The PE File Header/IMAGE_FILE_HEADER is contained in the 20 bytes following the PE signature and includes several things we will find useful;

The can be very important for forensics investigating as it represents the time that the image was created by the linker. The value is represented as the number of seconds since the start of January 1, 1970 in Universal Coordinated Time. This gives us the time on the coders computer from when they compiled the executable, and may be a clue as to when the program was created. But as with all computer evidence; this could have been modified at some point.

Machine show the architecture the program is designed to run on, such as x86 or x64.

The Characteristics flag gives us some more clues as to what the files does. For example characteristics can include IMAGE_FILE_EXECUTABLE_IMAGE(i.e. that this is an executable), IMAGE_FILE_DLL (i.e. that it is a DLL) and IMAGE_FILE_SYSTEM(for system files). But there are many others.

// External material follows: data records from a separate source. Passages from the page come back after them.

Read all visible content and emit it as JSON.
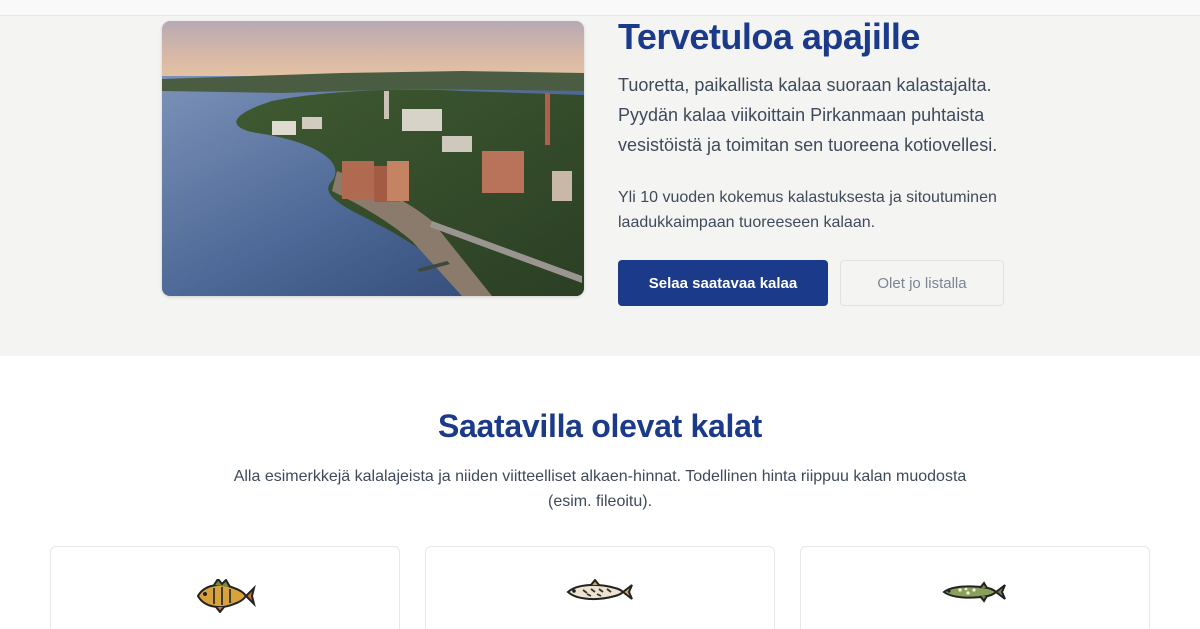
{
  "hero": {
    "title": "Tervetuloa apajille",
    "lead": "Tuoretta, paikallista kalaa suoraan kalastajalta. Pyydän kalaa viikoittain Pirkanmaan puhtaista vesistöistä ja toimitan sen tuoreena kotiovellesi.",
    "sub": "Yli 10 vuoden kokemus kalastuksesta ja sitoutuminen laadukkaimpaan tuoreeseen kalaan.",
    "primary_button": "Selaa saatavaa kalaa",
    "secondary_button": "Olet jo listalla"
  },
  "fish_section": {
    "title": "Saatavilla olevat kalat",
    "description": "Alla esimerkkejä kalalajeista ja niiden viitteelliset alkaen-hinnat. Todellinen hinta riippuu kalan muodosta (esim. fileoitu).",
    "cards": [
      {
        "icon": "perch-icon"
      },
      {
        "icon": "whitefish-icon"
      },
      {
        "icon": "pike-icon"
      }
    ]
  },
  "colors": {
    "brand": "#1c3a8a",
    "hero_background": "#f4f4f3",
    "text": "#3f4a5a"
  }
}
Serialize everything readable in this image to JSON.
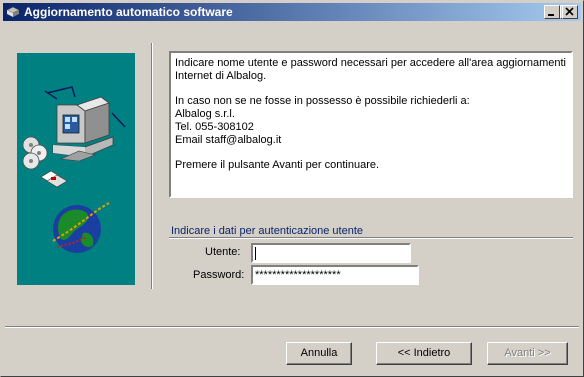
{
  "window": {
    "title": "Aggiornamento automatico software",
    "controls": {
      "minimize": "minimize",
      "maximize": "maximize",
      "close": "close"
    }
  },
  "info": {
    "line1": "Indicare nome utente e password necessari per accedere all'area aggiornamenti",
    "line2": "Internet di Albalog.",
    "line3": "In caso non se ne fosse in possesso è possibile richiederli a:",
    "line4": "Albalog s.r.l.",
    "line5": "Tel. 055-308102",
    "line6": "Email staff@albalog.it",
    "line7": "Premere il pulsante Avanti per continuare."
  },
  "auth": {
    "group_title": "Indicare i dati per autenticazione utente",
    "user_label": "Utente:",
    "user_value": "",
    "password_label": "Password:",
    "password_value": "********************"
  },
  "buttons": {
    "cancel": "Annulla",
    "back": "<< Indietro",
    "next": "Avanti >>",
    "next_enabled": false
  },
  "colors": {
    "titlebar_start": "#0a246a",
    "titlebar_end": "#a6caf0",
    "side_panel": "#008080",
    "face": "#d4d0c8"
  }
}
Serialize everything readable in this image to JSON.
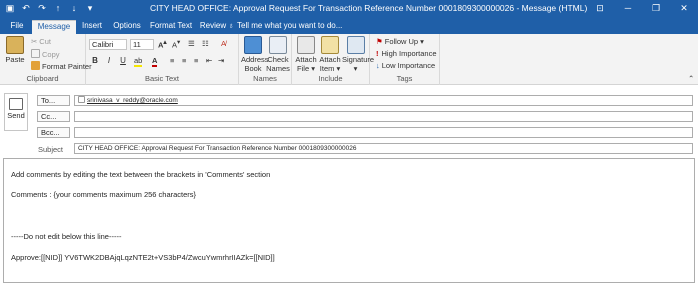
{
  "window": {
    "title": "CITY HEAD OFFICE: Approval Request For Transaction Reference Number 0001809300000026  -  Message (HTML)",
    "controls": [
      "restore",
      "minimize",
      "maximize",
      "close"
    ]
  },
  "tabs": [
    {
      "label": "File"
    },
    {
      "label": "Message"
    },
    {
      "label": "Insert"
    },
    {
      "label": "Options"
    },
    {
      "label": "Format Text"
    },
    {
      "label": "Review"
    }
  ],
  "tell_me": "Tell me what you want to do...",
  "ribbon": {
    "clipboard": {
      "label": "Clipboard",
      "paste": "Paste",
      "cut": "Cut",
      "copy": "Copy",
      "format_painter": "Format Painter"
    },
    "basic_text": {
      "label": "Basic Text",
      "font": "Calibri",
      "size": "11",
      "bold": "B",
      "italic": "I",
      "underline": "U"
    },
    "names": {
      "label": "Names",
      "address_book_1": "Address",
      "address_book_2": "Book",
      "check_names_1": "Check",
      "check_names_2": "Names"
    },
    "include": {
      "label": "Include",
      "attach_file_1": "Attach",
      "attach_file_2": "File ▾",
      "attach_item_1": "Attach",
      "attach_item_2": "Item ▾",
      "signature_1": "Signature",
      "signature_2": "▾"
    },
    "tags": {
      "label": "Tags",
      "follow_up": "Follow Up ▾",
      "high_importance": "High Importance",
      "low_importance": "Low Importance"
    }
  },
  "header": {
    "send": "Send",
    "to_label": "To...",
    "to_value": "srinivasa_v_reddy@oracle.com",
    "cc_label": "Cc...",
    "cc_value": "",
    "bcc_label": "Bcc...",
    "bcc_value": "",
    "subject_label": "Subject",
    "subject_value": "CITY HEAD OFFICE: Approval Request For Transaction Reference Number 0001809300000026"
  },
  "body": {
    "line1": "Add comments by editing the text between the brackets in 'Comments' section",
    "line2": "Comments : {your comments maximum 256 characters}",
    "line3": "-----Do not edit below this line-----",
    "line4": "Approve:[[NID]] YV6TWK2DBAjqLqzNTE2t+VS3bP4/ZwcuYwmrhrIIAZk=[[NID]]"
  },
  "colors": {
    "accent": "#1f5fa8",
    "ribbon_bg": "#f3f3f3"
  }
}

IMAGE_OPTIONAL_HEADER we get the chance to get additional information from the file such as the magic number – information about the structure of the file to enable the OS to execute the file. Including;

  • SizeOfCode: The total size of all code in the file.
  • AddressOfEntryPoint: The address where the loader begins execution of the file.
  • MinorOperatingSystemVersion: Minimum OS Version needed to run.
  • Checksum: The hash.

Sections

After this we have the actual sections of the file itself, which is what we are interested in. The most common and interesting sections of the PE file are;

  • .text: This section contains the instructions that the CPU executes. All other sections just store the data and supporting information. This should be the only section that can execute and the only section containing code.
  • .rdata: This section contains the import and export information we can see in PEView. Sometimes this is split into .edata (export) and .idata (import).
  • .data: The .data section contains global variables and data which is to be accessed from anywhere in the program. Local data is NOT stored here.
  • .rsrc: Contains resources used like icons, images, menus and strings.

Section headers are called IMAGE_SECTION_HEADER and give us information about the section structures including size and characteristics of each section. Within these sections are IMAGE_DATA_DIRECTORY structures that act as a directory for import/export tables, resource directories etc.

These sections hold information on the code and data for the applications. Libraries, DLL’s, API’s and any systems calls made are stored here.

Linking

Programmers can link imports so they dont need to re-impliment certain functionality in their code and between multiple programs. As analysts we can gather a lot of information on what a program does based on the functions it imports. There are 3 types of linking;

Static: Used in linux/unix, all code is in the executable. Makes the executable big. It’s difficult to differentiate between statically linked code and the executable’s own code

Runtime: Executables connect to libraries only when that function is needed. The linked functions do not have to be declared in the executable file header. This means the program can access any function in any library on the system and we can only know if we execute the malware for dynamic analysis.

Dynamic: This is the most common method of linking. With dynamic linking the host OS searches for the linked libraries when the program is loaded. When the program calls the linked library function, that function executes within the library. The PE file header stores information about every library that will be loaded and every function that will be used by the program. We can make calculated assumptions about what the program does based on these functions.

Summary

Knowing how PE files are structured and built can aide us in identifying the purpose of the application. There are a variety of tools used to help with this, like PEDump (which lets us locate the import data directory and parse the structures to determine the DLLs and the functions the application uses.), but it is ultimately a very manual process. There are countless functions and system calls that a file can import. MSDN have a great reference facility to find out what each function does.